You have the right to:

  • Know what personal information we collect about you and how it's used
  • Delete personal information we have collected
  • Opt-out of the sale of personal information (we do not sell your data)
  • Non-discrimination — we won't treat you differently for exercising your rights

To exercise any of these rights, email us at info@korhonen.nl with your request. We'll respond within 30 days.

9. Cookies and tracking

Our website uses cookies and similar technologies to:

  • Essential cookies: make the site work (cart, checkout, login) — cannot be disabled
  • Analytics cookies: understand how visitors use the site — anonymized where possible
  • Marketing cookies: if you've consented, used to personalize your experience and measure ad performance

When you first visit our site, you'll see a cookie banner where you can accept or reject non-essential cookies. You can change your preferences at any time via the Cookie Settings link in the footer.

You can also control cookies through your browser settings. Note that disabling certain cookies may affect site functionality.

10. Children's privacy

Our website is not intended for children under 16. We do not knowingly collect personal information from children. If you believe a child has provided us information, please contact us at info@korhonen.nl and we will delete it promptly.

11. Security

We take reasonable technical and organizational measures to protect your personal information against loss, misuse, and unauthorized access. This includes:

  • Encrypted connections (HTTPS) across our entire site
  • PCI-DSS-compliant payment processing
  • Limited access to personal data within our team
  • Regular security reviews

However, no system is 100% secure. We cannot guarantee absolute security of information transmitted online.

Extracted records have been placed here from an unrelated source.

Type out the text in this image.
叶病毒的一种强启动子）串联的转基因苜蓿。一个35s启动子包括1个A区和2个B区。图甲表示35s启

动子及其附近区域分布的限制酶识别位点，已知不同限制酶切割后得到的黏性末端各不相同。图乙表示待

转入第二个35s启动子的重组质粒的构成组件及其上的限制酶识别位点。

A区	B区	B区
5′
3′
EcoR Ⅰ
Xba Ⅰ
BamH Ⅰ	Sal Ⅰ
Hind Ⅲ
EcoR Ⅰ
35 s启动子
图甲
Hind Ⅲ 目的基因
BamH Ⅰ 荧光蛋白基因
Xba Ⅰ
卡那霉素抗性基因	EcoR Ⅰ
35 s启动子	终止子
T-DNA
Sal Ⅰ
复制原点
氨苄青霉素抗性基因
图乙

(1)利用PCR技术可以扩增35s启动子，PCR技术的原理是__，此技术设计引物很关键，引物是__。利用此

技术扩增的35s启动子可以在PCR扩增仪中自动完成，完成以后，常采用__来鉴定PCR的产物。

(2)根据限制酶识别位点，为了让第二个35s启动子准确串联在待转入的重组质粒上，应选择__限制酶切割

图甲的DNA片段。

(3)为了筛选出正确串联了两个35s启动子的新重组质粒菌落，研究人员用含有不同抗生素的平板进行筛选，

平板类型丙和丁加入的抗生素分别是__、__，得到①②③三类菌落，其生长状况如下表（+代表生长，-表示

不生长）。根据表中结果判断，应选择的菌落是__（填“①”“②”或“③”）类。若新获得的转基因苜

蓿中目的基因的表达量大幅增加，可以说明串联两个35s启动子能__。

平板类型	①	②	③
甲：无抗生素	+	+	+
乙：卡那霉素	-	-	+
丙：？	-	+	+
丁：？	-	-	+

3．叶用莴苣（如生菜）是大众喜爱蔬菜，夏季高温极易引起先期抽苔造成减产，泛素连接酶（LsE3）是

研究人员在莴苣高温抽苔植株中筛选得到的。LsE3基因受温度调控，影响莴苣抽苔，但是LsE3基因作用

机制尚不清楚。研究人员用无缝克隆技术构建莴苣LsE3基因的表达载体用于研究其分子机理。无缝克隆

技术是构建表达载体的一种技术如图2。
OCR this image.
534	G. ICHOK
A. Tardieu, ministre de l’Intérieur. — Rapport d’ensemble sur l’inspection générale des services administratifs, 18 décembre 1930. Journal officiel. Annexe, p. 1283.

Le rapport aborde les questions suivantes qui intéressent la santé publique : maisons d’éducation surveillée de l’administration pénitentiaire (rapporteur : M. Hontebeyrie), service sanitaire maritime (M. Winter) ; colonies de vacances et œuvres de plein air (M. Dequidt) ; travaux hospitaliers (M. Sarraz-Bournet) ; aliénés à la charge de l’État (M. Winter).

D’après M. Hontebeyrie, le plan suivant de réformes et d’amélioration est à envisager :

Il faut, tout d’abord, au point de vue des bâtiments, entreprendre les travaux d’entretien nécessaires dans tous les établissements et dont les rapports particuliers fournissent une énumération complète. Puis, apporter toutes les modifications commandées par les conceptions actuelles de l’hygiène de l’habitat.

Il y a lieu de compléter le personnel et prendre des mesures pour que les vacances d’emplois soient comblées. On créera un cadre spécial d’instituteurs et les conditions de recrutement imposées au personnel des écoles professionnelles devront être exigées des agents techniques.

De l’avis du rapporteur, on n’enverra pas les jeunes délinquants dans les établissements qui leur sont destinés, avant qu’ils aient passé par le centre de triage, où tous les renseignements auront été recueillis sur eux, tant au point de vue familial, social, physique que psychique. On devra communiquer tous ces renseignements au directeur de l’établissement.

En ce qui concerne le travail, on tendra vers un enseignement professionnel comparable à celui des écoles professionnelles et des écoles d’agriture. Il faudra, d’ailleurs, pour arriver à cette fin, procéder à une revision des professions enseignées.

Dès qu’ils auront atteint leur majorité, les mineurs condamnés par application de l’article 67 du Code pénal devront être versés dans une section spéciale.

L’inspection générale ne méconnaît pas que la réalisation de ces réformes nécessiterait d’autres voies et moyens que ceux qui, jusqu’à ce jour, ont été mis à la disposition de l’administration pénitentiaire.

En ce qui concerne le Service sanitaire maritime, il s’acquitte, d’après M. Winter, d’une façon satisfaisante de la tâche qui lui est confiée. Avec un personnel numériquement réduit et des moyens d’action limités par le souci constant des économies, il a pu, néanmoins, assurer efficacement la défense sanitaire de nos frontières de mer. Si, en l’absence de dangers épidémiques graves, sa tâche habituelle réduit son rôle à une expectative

12. Changes to this policy

We may update this Privacy Policy from time to time. When we do:

  • We'll change the "Effective date" at the top
  • For significant changes, we'll notify you via email or a prominent notice on our website
  • Continued use of our services after changes means you accept the updated policy

13. Contact us

For any privacy-related questions, requests, or concerns:

Email: info@korhonen.nl
Mail:
Korhonen
Spanjaardstraat 115B
3025 TM Rotterdam
Netherlands

We aim to respond to privacy inquiries within 5 business days.